Re: [PATCH v2] sched/core: Introduce SM_IDLE and an idle re-entry fast-path in __schedule()

From: K Prateek Nayak
Date: Wed Sep 04 2024 - 07:22:32 EST


Hello Vincent,

On 9/4/2024 12:54 PM, Vincent Guittot wrote:
On Fri, 9 Aug 2024 at 11:22, K Prateek Nayak <kprateek.nayak@xxxxxxx> wrote:

From: Peter Zijlstra <peterz@xxxxxxxxxxxxx>

Since commit b2a02fc43a1f ("smp: Optimize
send_call_function_single_ipi()") an idle CPU in TIF_POLLING_NRFLAG mode
can be pulled out of idle by setting TIF_NEED_RESCHED flag to service an
IPI without actually sending an interrupt. Even in cases where the IPI
handler does not queue a task on the idle CPU, do_idle() will call
__schedule() since need_resched() returns true in these cases.

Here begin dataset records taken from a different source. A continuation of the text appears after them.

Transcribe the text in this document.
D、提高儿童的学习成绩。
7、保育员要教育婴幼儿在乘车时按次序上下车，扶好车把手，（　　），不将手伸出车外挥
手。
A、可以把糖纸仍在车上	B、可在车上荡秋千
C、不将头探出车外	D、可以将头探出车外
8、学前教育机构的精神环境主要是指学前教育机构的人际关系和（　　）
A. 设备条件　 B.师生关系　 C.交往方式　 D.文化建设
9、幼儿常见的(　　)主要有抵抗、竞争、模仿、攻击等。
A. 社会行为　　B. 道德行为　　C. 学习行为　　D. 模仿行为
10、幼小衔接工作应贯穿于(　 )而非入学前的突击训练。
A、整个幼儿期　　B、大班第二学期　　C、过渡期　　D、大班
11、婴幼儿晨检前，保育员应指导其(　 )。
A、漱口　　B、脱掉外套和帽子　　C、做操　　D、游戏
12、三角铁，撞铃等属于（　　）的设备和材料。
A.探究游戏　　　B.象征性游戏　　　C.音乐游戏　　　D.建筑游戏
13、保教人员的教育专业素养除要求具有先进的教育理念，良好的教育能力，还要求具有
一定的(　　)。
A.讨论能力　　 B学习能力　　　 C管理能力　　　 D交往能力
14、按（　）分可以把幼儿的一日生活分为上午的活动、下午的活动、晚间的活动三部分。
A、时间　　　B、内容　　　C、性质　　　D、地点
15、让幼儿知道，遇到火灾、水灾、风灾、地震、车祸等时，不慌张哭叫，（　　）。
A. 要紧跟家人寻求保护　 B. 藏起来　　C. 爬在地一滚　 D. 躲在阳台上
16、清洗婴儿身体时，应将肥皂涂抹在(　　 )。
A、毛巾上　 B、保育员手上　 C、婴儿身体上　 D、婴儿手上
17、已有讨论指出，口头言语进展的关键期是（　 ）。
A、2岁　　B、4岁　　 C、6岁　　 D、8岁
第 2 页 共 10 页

Introduce and use SM_IDLE to identify call to __schedule() from
schedule_idle() and shorten the idle re-entry time by skipping
pick_next_task() when nr_running is 0 and the previous task is the idle
task.

With the SM_IDLE fast-path, the time taken to complete a fixed set of
IPIs using ipistorm improves noticeably. Following are the numbers
from a dual socket Intel Ice Lake Xeon server (2 x 32C/64T) and
3rd Generation AMD EPYC system (2 x 64C/128T) (boost on, C2 disabled)
running ipistorm between CPU8 and CPU16:

cmdline: insmod ipistorm.ko numipi=100000 single=1 offset=8 cpulist=8 wait=1

==================================================================
Test : ipistorm (modified)
Units : Normalized runtime
Interpretation: Lower is better
Statistic : AMean
======================= Intel Ice Lake Xeon ======================
kernel: time [pct imp]
tip:sched/core 1.00 [baseline]
tip:sched/core + SM_IDLE 0.80 [20.51%]
==================== 3rd Generation AMD EPYC =====================
kernel: time [pct imp]
tip:sched/core 1.00 [baseline]
tip:sched/core + SM_IDLE 0.90 [10.17%]
==================================================================


[ kprateek: Commit message, SM_RTLOCK_WAIT fix ]

Link: https://lore.kernel.org/lkml/20240615012814.GP8774@xxxxxxxxxxxxxxxxxxxxxxxxxxxxxxx/
Not-yet-signed-off-by: Peter Zijlstra <peterz@xxxxxxxxxxxxx>
Signed-off-by: K Prateek Nayak <kprateek.nayak@xxxxxxx>

Acked-by: Vincent Guittot <vincent.guittot@xxxxxxxxxx>

Thank you for the ack.


---
v1..v2:

- Fixed SM_RTLOCK_WAIT being considered as preemption for task state
change on PREEMPT_RT kernels. Since (sched_mode & SM_MASK_PREEMPT) was
used in a couple of places, I decided to reuse the preempt variable.
(Vincent, Peter)

- Seperated this patch from the newidle_balance() fixes series since
there are PREEMPT_RT bits that requires deeper review whereas this is
an independent enhancement on its own.

What is the status of the other part of v1 patchset to run idle load
balance instead of newly idle load balance ?

Just posted the series out to LKML. You can find it here
https://lore.kernel.org/lkml/20240904111223.1035-1-kprateek.nayak@xxxxxxx/

Sorry for the delay and thank you again for the review.

--
Thanks and Regards,
Prateek



[..snip..]